Truss, elected by party members and not the broader electorate, was addressing the party faithful after she was forced to reverse plans to scrap the top rate of tax. She acknowledged that change brings "disruption".
That U-turn has emboldened sections of her party who are now likely to resist spending cuts as the government seeks ways to fund the overall fiscal program.
That risks not only the dilution of her "radical" agenda but also raising the prospect of an early election.
Having entered the conference hall to a standing ovation and the sound of M People's "Moving On UP", Truss told party members and lawmakers that she wanted to build a "new Britain for the new era".
"For too long, the political debate has been dominated by how we distribute a limited economic pie.

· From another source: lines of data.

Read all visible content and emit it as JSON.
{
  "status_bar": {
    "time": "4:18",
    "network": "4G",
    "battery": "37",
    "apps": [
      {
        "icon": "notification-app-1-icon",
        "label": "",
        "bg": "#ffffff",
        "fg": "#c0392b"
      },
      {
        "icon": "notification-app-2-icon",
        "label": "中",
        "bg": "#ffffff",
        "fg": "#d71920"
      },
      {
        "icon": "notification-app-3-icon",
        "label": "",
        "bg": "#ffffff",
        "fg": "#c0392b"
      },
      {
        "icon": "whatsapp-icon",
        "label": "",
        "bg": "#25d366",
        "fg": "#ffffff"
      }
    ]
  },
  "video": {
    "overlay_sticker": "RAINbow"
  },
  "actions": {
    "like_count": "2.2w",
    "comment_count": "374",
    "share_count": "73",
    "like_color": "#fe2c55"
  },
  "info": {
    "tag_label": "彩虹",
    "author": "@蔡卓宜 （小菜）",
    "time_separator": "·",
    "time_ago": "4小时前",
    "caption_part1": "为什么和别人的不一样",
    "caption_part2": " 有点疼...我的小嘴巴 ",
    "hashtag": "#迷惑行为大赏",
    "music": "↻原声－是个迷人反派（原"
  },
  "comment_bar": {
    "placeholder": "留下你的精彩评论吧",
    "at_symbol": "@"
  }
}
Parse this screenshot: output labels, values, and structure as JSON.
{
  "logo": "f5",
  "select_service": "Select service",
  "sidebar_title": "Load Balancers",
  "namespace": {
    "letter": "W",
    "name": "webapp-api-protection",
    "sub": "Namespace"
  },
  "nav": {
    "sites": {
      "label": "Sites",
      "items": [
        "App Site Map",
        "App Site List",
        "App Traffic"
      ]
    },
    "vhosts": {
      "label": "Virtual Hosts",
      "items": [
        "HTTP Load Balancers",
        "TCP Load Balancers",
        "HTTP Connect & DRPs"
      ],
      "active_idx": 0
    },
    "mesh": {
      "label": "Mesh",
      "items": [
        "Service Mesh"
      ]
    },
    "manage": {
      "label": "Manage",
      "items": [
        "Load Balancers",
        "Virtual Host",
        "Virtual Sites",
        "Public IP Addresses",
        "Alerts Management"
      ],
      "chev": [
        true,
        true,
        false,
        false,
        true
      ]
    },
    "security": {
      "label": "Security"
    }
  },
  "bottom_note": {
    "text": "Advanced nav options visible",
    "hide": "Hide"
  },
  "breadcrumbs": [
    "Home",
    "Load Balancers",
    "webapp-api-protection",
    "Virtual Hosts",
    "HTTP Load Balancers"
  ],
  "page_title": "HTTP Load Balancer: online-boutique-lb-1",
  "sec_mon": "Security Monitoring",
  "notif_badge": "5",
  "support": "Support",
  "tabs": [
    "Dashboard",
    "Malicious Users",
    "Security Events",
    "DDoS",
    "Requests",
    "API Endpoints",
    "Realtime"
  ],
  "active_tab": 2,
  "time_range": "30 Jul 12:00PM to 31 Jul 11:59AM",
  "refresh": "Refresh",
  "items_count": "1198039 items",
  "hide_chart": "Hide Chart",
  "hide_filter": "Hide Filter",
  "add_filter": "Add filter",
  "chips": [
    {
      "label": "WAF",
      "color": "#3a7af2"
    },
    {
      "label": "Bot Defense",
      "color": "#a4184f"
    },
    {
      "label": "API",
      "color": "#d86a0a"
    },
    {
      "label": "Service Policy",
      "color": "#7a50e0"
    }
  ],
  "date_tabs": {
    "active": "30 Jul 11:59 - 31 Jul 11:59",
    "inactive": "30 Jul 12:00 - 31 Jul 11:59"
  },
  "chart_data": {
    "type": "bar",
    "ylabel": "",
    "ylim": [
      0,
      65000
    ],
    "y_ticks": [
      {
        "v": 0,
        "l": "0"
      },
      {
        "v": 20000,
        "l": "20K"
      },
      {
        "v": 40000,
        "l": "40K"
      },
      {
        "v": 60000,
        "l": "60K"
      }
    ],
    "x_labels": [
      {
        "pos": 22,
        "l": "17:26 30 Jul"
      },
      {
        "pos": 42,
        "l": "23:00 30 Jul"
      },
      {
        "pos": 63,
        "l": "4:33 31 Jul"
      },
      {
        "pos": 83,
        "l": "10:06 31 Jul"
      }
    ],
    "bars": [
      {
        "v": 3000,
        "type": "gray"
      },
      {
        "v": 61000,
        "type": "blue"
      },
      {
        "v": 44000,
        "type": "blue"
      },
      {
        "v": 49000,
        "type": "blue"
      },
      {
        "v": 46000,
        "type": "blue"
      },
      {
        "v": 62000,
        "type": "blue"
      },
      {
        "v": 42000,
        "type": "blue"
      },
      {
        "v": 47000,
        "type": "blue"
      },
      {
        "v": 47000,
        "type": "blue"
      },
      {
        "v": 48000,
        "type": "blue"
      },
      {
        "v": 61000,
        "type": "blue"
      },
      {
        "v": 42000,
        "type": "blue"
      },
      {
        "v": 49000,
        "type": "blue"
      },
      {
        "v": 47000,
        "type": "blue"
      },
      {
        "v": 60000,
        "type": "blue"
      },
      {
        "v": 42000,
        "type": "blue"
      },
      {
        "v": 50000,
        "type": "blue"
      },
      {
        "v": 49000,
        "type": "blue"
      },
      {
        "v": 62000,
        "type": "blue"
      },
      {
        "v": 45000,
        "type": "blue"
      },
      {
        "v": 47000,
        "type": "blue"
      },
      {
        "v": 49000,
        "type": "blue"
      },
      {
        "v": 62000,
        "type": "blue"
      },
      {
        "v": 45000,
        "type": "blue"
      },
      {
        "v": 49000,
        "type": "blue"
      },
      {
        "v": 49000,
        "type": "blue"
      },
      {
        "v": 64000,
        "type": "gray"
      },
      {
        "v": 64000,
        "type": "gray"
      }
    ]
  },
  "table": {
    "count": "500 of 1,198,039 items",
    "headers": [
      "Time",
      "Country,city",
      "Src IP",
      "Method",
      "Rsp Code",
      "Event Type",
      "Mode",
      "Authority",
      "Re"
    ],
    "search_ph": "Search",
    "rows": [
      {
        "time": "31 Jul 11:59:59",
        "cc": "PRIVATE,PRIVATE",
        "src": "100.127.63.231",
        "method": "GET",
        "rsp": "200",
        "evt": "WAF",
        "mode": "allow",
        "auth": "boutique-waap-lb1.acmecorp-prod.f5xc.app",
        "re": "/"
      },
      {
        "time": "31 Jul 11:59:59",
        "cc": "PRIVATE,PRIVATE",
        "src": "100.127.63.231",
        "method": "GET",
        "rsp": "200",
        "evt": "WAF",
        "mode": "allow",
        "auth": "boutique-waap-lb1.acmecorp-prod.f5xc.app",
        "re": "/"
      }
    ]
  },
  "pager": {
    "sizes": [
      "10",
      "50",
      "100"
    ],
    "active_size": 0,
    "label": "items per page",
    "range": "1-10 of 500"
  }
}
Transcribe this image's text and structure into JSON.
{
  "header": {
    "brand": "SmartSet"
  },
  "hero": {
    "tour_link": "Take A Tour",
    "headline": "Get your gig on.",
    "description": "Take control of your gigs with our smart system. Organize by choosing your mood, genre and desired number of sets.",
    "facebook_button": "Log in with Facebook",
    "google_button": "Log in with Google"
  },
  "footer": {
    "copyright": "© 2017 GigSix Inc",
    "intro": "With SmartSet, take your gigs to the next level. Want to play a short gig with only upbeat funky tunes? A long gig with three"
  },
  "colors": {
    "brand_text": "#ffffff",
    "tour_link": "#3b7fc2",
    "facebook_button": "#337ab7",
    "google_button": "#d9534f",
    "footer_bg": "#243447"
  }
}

Instead, we need to grow the pie so that everyone gets a bigger slice," she said in the central English city of Birmingham.
"That is why I am determined to take a new approach and break us out of this high-tax, low-growth cycle."
The conference, once expected to be her crowning glory after being appointed prime minister on Sept. 6, has turned into a personal nightmare, and a battle for the country's political future.
As the debate moved on from tax cuts to how the government would fund them, lawmakers and ministers openly clashed, in stark contrast to the sense of discipline on display at the opposition Labour Party conference last week.
Some lawmakers fear Truss will break a commitment to increase benefit payments in line with inflation, something they argue would be inappropriate at a time when millions of families are struggling with the cost of soaring prices.
Ministers say they are yet to take a decision and are obliged to look at economic data later this month.
While markets have largely stabilized after the Bank of England stepped in to shore up the bond market - albeit after the cost of borrowing surged - opinion polls now point to an electoral collapse for the Conservatives.
John Curtice, Britain's best known pollster, said before the speech that Labour now held an average lead of 25 percentage points and the Conservatives needed to accept they were "in deep, deep electoral trouble".